- Occupation: Professor
- Organization: University of Iceland

= Maria Elvira Méndez Pinedo =

Icelandic academic

Maria Elvira Méndez Pinedo is a Spanish-Icelandic legal scholar, who specialises in European Union and European Economic Area law. She has been full tenured professor of European law at the University of Iceland since 2010. She has been working for the Faculty of Law since 2007 (Lektor – assistant professor) and was promoted to associate professor (Dósent) in 2009.

== Education ==
Méndez-Pinedo studied law at the University Complutense of Madrid (1989 Licenciatura de Derecho) and at the Université Paris Sorbonne (Paris II –Assas) (1990 D.E.A. de Droit Communautaire) and McGeorge School of Law (1991. Diploma of International Legal Studies). She earned a Ph.D. in 1997 from Universidad de Alcalá de Henares (Madrid, Spain) (Doctora en Derecho cum laude).

== Career ==
In parallel to an academic career, Méndez-Pinedo has relevant experience as a legal expert. She did legal internships in Allergan Inc. (Irvine, California, United States), DG Research and Studies - European Parliament (Luxembourg), Izod & Evans law firm (London, UK). She has worked in the field of European law and policy for the European Commission in Luxembourg and for other private firms. She is Member of the Editorial Board of the legal journal Derecho y Economía de la Integración (University of Alcalá, Spain) and Member of the Advisory Board of the Nordic Journal of European Law (University of Lund, Sweden and other Nordic Universities). She is often consulted by Spanish, Icelandic and international media as a specialist in European law and as a witness of current economic, social and political events taking place in Iceland.

== Research ==
Méndez-Pinedo has written several books and many articles exploring the general authority and effectiveness of EU and EEA law over national (constitutional) laws and the protection of consumer rights in the European internal market, before and after the financial crisis. Her main focus and perspective is to test whether individual rights given by the European legal system are fully respected and enforced for the by judicial and administrative authorities at national level (law in action vs. law in books).

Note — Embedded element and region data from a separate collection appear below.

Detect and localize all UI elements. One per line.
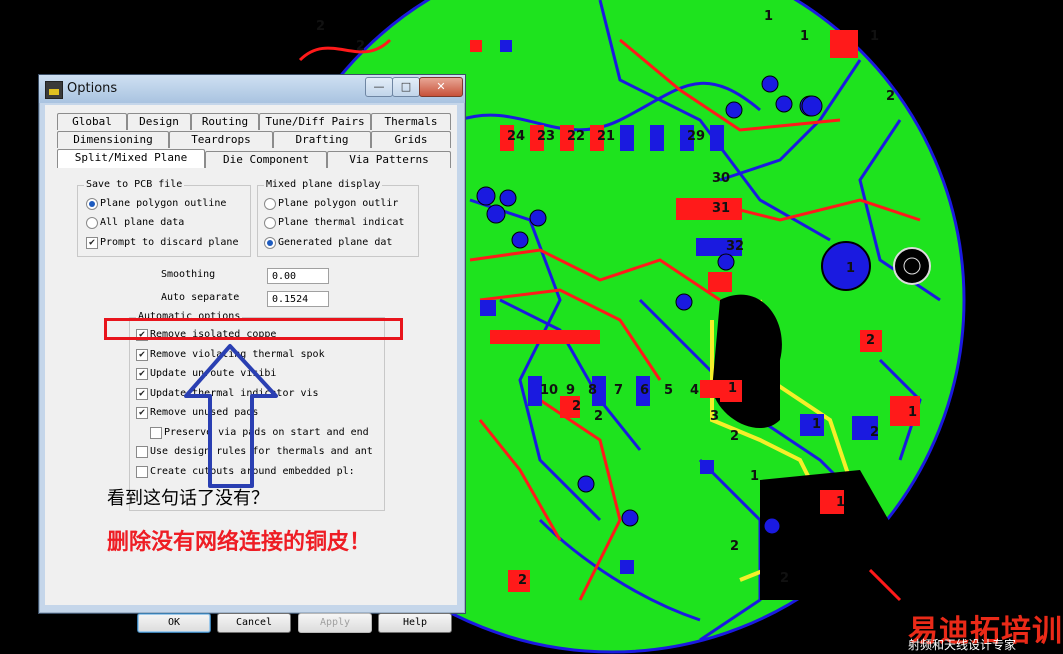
auto-separate-input[interactable]: 0.1524	[267, 291, 329, 307]
pad-number: 29	[687, 129, 705, 144]
pad-number: 3	[710, 409, 719, 424]
checkbox-create-cutouts[interactable]	[136, 466, 148, 478]
pad-number: 7	[614, 383, 623, 398]
pad-number: 31	[712, 201, 730, 216]
tab-dimensioning[interactable]: Dimensioning	[57, 131, 169, 148]
minimize-button[interactable]: —	[365, 77, 393, 97]
checkbox-prompt-discard[interactable]: ✔	[86, 237, 98, 249]
pad-number: 2	[730, 429, 739, 444]
pad-number: 5	[664, 383, 673, 398]
pad-number: 2	[572, 399, 581, 414]
auto-separate-label: Auto separate	[161, 292, 240, 303]
apply-button[interactable]: Apply	[298, 613, 372, 633]
checkbox-preserve-via-pads[interactable]	[150, 427, 162, 439]
pad-number: 10	[540, 383, 558, 398]
tab-die-component[interactable]: Die Component	[205, 151, 327, 168]
radio-label: All plane data	[100, 217, 185, 228]
pad-number: 22	[567, 129, 585, 144]
checkbox-remove-violating-thermal[interactable]: ✔	[136, 349, 148, 361]
radio-label: Generated plane dat	[278, 237, 393, 248]
radio-label: Plane polygon outlir	[278, 198, 399, 209]
pad-number: 1	[800, 29, 809, 44]
pad-number: 32	[726, 239, 744, 254]
pad-number: 2	[518, 573, 527, 588]
pad-number: 2	[594, 409, 603, 424]
pad-number: 1	[812, 417, 821, 432]
radio-label: Plane thermal indicat	[278, 217, 405, 228]
radio-all-plane-data[interactable]	[86, 217, 98, 229]
checkbox-use-design-rules[interactable]	[136, 446, 148, 458]
pad-number: 1	[846, 261, 855, 276]
tab-tune-diff-pairs[interactable]: Tune/Diff Pairs	[259, 113, 371, 130]
help-button[interactable]: Help	[378, 613, 452, 633]
pad-number: 4	[690, 383, 699, 398]
pad-number: 21	[597, 129, 615, 144]
mixed-group-title: Mixed plane display	[264, 179, 383, 190]
pad-number: 2	[780, 571, 789, 586]
maximize-button[interactable]: □	[392, 77, 420, 97]
pad-number: 2	[866, 333, 875, 348]
pad-number: 1	[908, 405, 917, 420]
pads-logo-icon	[45, 81, 63, 99]
checkbox-label: Prompt to discard plane	[100, 237, 239, 248]
tab-grids[interactable]: Grids	[371, 131, 451, 148]
pad-number: 23	[537, 129, 555, 144]
close-button[interactable]: ✕	[419, 77, 463, 97]
pad-number: 9	[566, 383, 575, 398]
smoothing-label: Smoothing	[161, 269, 216, 280]
checkbox-update-unroute[interactable]: ✔	[136, 368, 148, 380]
annotation-note: 删除没有网络连接的铜皮！	[107, 530, 372, 555]
radio-plane-polygon-outline[interactable]	[86, 198, 98, 210]
pad-number: 6	[640, 383, 649, 398]
save-group-title: Save to PCB file	[84, 179, 185, 190]
radio-generated-plane-data[interactable]	[264, 237, 276, 249]
pad-number: 1	[870, 29, 879, 44]
save-to-pcb-group: Save to PCB file Plane polygon outline A…	[77, 179, 251, 257]
radio-plane-polygon-outline-display[interactable]	[264, 198, 276, 210]
tab-global[interactable]: Global	[57, 113, 127, 130]
tab-split-mixed-plane[interactable]: Split/Mixed Plane	[57, 149, 205, 168]
pad-number: 2	[356, 39, 365, 54]
tab-design[interactable]: Design	[127, 113, 191, 130]
pad-number: 1	[750, 469, 759, 484]
pad-number: 2	[316, 19, 325, 34]
isolated-copper	[712, 294, 782, 429]
checkbox-remove-unused-pads[interactable]: ✔	[136, 407, 148, 419]
tab-thermals[interactable]: Thermals	[371, 113, 451, 130]
window-title: Options	[67, 81, 118, 96]
highlight-box	[104, 318, 403, 340]
mixed-plane-display-group: Mixed plane display Plane polygon outlir…	[257, 179, 419, 257]
title-bar[interactable]: Options — □ ✕	[39, 75, 465, 103]
cancel-button[interactable]: Cancel	[217, 613, 291, 633]
smoothing-input[interactable]: 0.00	[267, 268, 329, 284]
up-arrow-icon	[184, 344, 278, 488]
radio-label: Plane polygon outline	[100, 198, 227, 209]
pad-number: 30	[712, 171, 730, 186]
pad-number: 2	[730, 539, 739, 554]
tab-via-patterns[interactable]: Via Patterns	[327, 151, 451, 168]
radio-plane-thermal-indicator[interactable]	[264, 217, 276, 229]
tab-drafting[interactable]: Drafting	[273, 131, 371, 148]
annotation-question: 看到这句话了没有？	[107, 488, 269, 509]
ok-button[interactable]: OK	[137, 613, 211, 633]
pad-number: 8	[588, 383, 597, 398]
pad-number: 2	[870, 425, 879, 440]
checkbox-update-thermal-indicator[interactable]: ✔	[136, 388, 148, 400]
pad-number: 1	[764, 9, 773, 24]
tab-routing[interactable]: Routing	[191, 113, 259, 130]
watermark-subtitle: 射频和天线设计专家	[908, 638, 1017, 652]
tab-teardrops[interactable]: Teardrops	[169, 131, 273, 148]
pad-number: 1	[836, 495, 845, 510]
pad-number: 1	[728, 381, 737, 396]
pad-number: 24	[507, 129, 525, 144]
pad-number: 2	[886, 89, 895, 104]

In 2023, she published "Reconceptualizing the Primacy–Supremacy Debate in EU Law" in Revista de Derecho Comunitario, examining resistance to EU law's primacy by high constitutional courts in several EU member states.

=== Selected works - books ===
- The authority of European law. Exploring primacy of EU law and effect of EEA law from European and Icelandic perspectives, together with co-author Ólafur Ísberg Hannesson (Ph.D. European University Institute), 287 pages, Law Institute, University of Iceland, 2012. Research project financed by the Icelandic Research Fund RANNÍS for the period 2010-2012. 2)
- EC and EEA law: A comparative study of the effectiveness of European Law, Europa Law Publishing, Holland, September 2009, 341 p. This book studies why EC law (now EU law) and EEA law provide a more effective judicial protection of individual rights than classic international law. The study focuses on the classic principles of EC/EU law: primacy, direct effect, indirect effect and State liability for breaches of European law as created by the jurisprudence of the European Court of Justice. It aims to determine whether these principles have been incorporated into the EEA legal system in order to provide EEA citizens and economic operators with comparable European rights. The jurisprudence of the EFTA Court is examined in order to cast light on a silent revolution which has taken place in the European landscape: the principle of effectiveness of European law.
- The solution of cross-border consumer claims: the Achilles’ heel of the European Union, edited by the City of Madrid and the Bar Association of Lawyers of Madrid, Spain, January 2002, 187 p. Prologue by the Major of the City and the President of the Bar Association. This book won a research prize organized by these institutions, enjoyed extraordinary attention by the lawyers and made a high impact at the time within the academic field of European law.
- Protection of Consumers in the European Union. Towards a Common Procedural Consumer law, published by the legal publisher Marcial Pons, Madrid, Spain, 1998, 454 p. This is a legal monography based on her doctoral thesis on access to justice for consumers on cross-border claims.

A sample of her research dealing with the primacy and authority of European law is published by the Max Planck Encyclopedia of Comparative Constitutional law (Oxford constitutional law series online).

Her research connected to the Icelandic economic and Icelandic crisis in 2008 and its impact on mortgage creditors is listed at the site of the conference organised by the University of Iceland in 2018.